Hundreds of thousands of young undocumented immigrants in the U.S. are currently on edge about the prospect of being deported now that the Trump Administration has decided to end the Obama program that allows undocumented immigrants who arrived in America as children to obtain work permits.

With news leaking Monday about the President’s intentions to end the Deferred Action for Child Arrivals program, many undocumented immigrants are awaiting their fate, which is expected to be announced at a briefing today by Attorney General Jeff Session.

More than 800,000 immigrants have benefited from DACA since it was launched 2012 via Executive Action from President Barack Obama. Under DACA, undocumented immigrants can receive work permits and protection against deportation for two years, with the possibility of renewal. Qualified applicants must have entered the U.S. before age 16, and have lived in the country since 2007.

Trump has reportedly wrestled with the decision of whether or not to end the program. On one hand, he is seeking to appeal to his base, which has supported the President’s anti-immigration agenda. On the other, he was feeling pressure from Congress, including many Republicans to continue the program, which they say has significant economic implications.

No one knows for sure what the President truly feels about DACA. In interviews given before he announced his candidacy for President, Trump expressed his support for the program.
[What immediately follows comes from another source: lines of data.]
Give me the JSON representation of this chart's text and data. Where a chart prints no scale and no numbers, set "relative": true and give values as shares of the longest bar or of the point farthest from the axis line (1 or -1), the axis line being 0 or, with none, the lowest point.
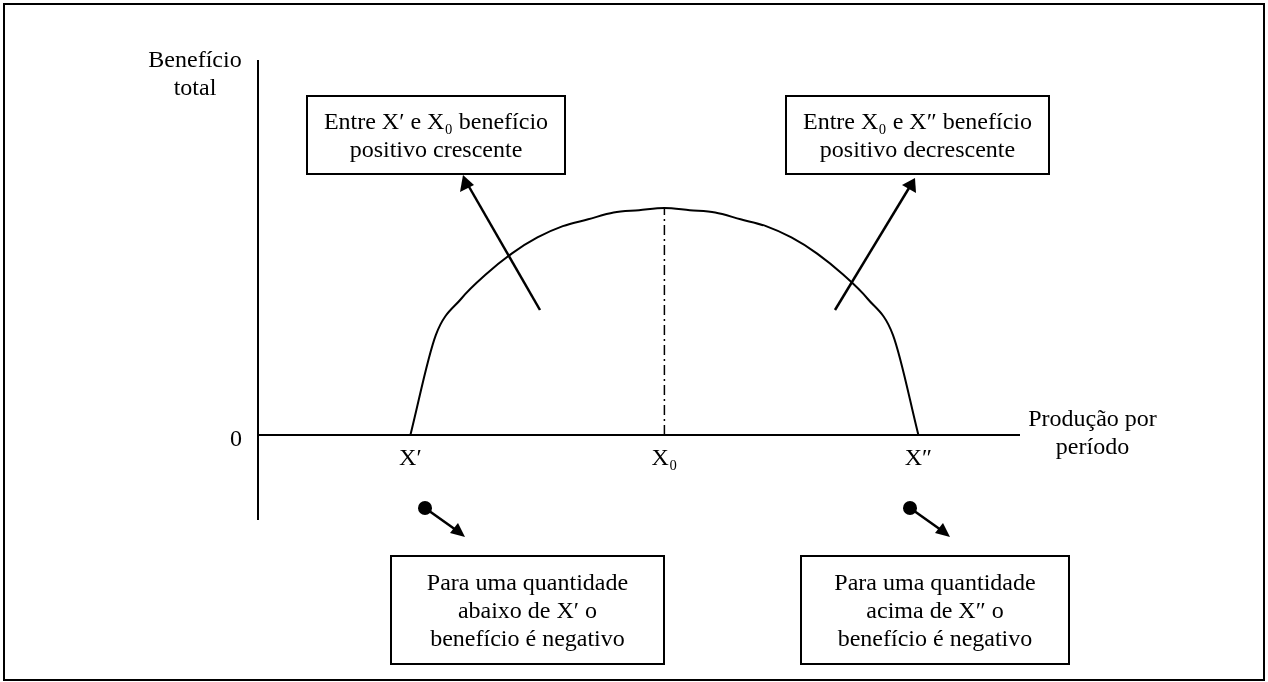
{
  "chart_data": {
    "type": "line",
    "relative": true,
    "xlabel": "Produção por período",
    "ylabel": "Benefício total",
    "categories": [
      null,
      null,
      null,
      null,
      null,
      null,
      "X′",
      null,
      null,
      null,
      null,
      null,
      null,
      null,
      null,
      null,
      "X₀",
      null,
      null,
      null,
      null,
      null,
      null,
      null,
      null,
      null,
      "X″",
      null,
      null,
      null,
      null
    ],
    "values": [
      null,
      null,
      null,
      null,
      null,
      null,
      0,
      0.44,
      0.6,
      0.71,
      0.8,
      0.87,
      0.92,
      0.95,
      0.98,
      0.99,
      1,
      0.99,
      0.98,
      0.95,
      0.92,
      0.87,
      0.8,
      0.71,
      0.6,
      0.44,
      0,
      null,
      null,
      null,
      null
    ],
    "color": "#000000",
    "marker": "none",
    "line_style": "solid",
    "ref_lines": [
      {
        "axis": "x",
        "value": "X₀",
        "line_style": "dashed",
        "color": "#000000"
      }
    ],
    "annotations": [
      "Entre X′ e X₀ benefício positivo crescente",
      "Entre X₀ e X″ benefício positivo decrescente",
      "Para uma quantidade abaixo de X′ o benefício é negativo",
      "Para uma quantidade acima de X″ o benefício é negativo",
      "0"
    ]
  }
}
However, on the campaign trail, the DACA program was one of his favorite targets.

After all, the DACA announcement was brought on by the threat of a lawsuit by 10 attorney generals in conservative states, and not because the President sought to clarify his position on the program.

Political analysts expect the Trump administration to announce a six-month delay in the end of the program to allow Congress to time to develop a legislative solution to the immigration issue.

For Dreamers, the six-month period is a crucial time, as the possibility of deportation from the only country many have ever known just became all the more real.